We enjoyed walking around the Old Town Square and the Easter Markets! Many people enjoyed the decorated eggs, crafts, food, drinks, and entertainment!

At one of the booths a woman was selling her decorated eggs and also had a display of the process!

Chimney cakes were a popular food that was being sold here and in Budapest! They were a sweet yeast dough that was rolled into a long rope, baked around a cylinder, coated in melted butter and sprinkled with cinnamon and sugar.

On the Old Town Square (also called the Marianske Square) we saw the Prague New City Hall (1908-1911) and since 1945 held the offices of local officials and the formal residences for the mayor and other city officials.

Prague New City Hall

The Marian Column was a religious monument topped with a statue of Virgin Mary. The original column from 1650 was demolished in 1918 with the fall of Austria-Hungary. It was reconstructed and completed in 2020.

Marian Column

Below were a few more pictures from the square.

When we left Old Town we walked through the area that was the Jewish Quarter and ghetto from the 13th century.

We past the Old New Synagogue which was Europe’s oldest active synagogue and was completed in 1270.

It was a full day and we enjoyed every minute!

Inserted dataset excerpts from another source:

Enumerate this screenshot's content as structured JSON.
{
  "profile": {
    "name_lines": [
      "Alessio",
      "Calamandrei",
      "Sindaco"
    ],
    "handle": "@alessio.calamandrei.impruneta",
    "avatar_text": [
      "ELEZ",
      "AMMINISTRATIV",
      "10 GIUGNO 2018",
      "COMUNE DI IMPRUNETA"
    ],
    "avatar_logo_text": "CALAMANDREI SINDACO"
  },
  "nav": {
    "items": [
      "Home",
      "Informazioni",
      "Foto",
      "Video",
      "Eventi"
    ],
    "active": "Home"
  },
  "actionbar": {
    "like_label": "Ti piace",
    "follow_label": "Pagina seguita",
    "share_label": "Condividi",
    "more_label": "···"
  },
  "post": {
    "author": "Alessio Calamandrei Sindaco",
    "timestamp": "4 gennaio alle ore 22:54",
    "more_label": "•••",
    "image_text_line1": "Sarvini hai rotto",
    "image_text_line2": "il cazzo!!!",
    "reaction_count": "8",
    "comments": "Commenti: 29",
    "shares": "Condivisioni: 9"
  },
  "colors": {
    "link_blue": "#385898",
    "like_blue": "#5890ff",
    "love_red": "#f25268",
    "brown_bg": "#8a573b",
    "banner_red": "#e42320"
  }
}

The sun was setting as we head to our hotel!

The Imperial Cities Day 6

Our first stop was Schönbrunn Palace. Previous buildings stood from the 14th century. It was mainly used as a hunting lodge and game park. When the Turks invaded the buildings were destroyed. Its present appearance was built in the 1740s. At this point Maria Theresa was the reigning empress. It had been military offices after WWII and then in 1955 when Austria became a Republic the palace became a museum.

The palace and gardens of Schönbrunn became a UNESCO site on their World Heritage list in 1996.

We walked around the gardens. Even though the flowers weren’t in full bloom, it was still lovely to see.

The Gloriette was located up the 200 foot hill.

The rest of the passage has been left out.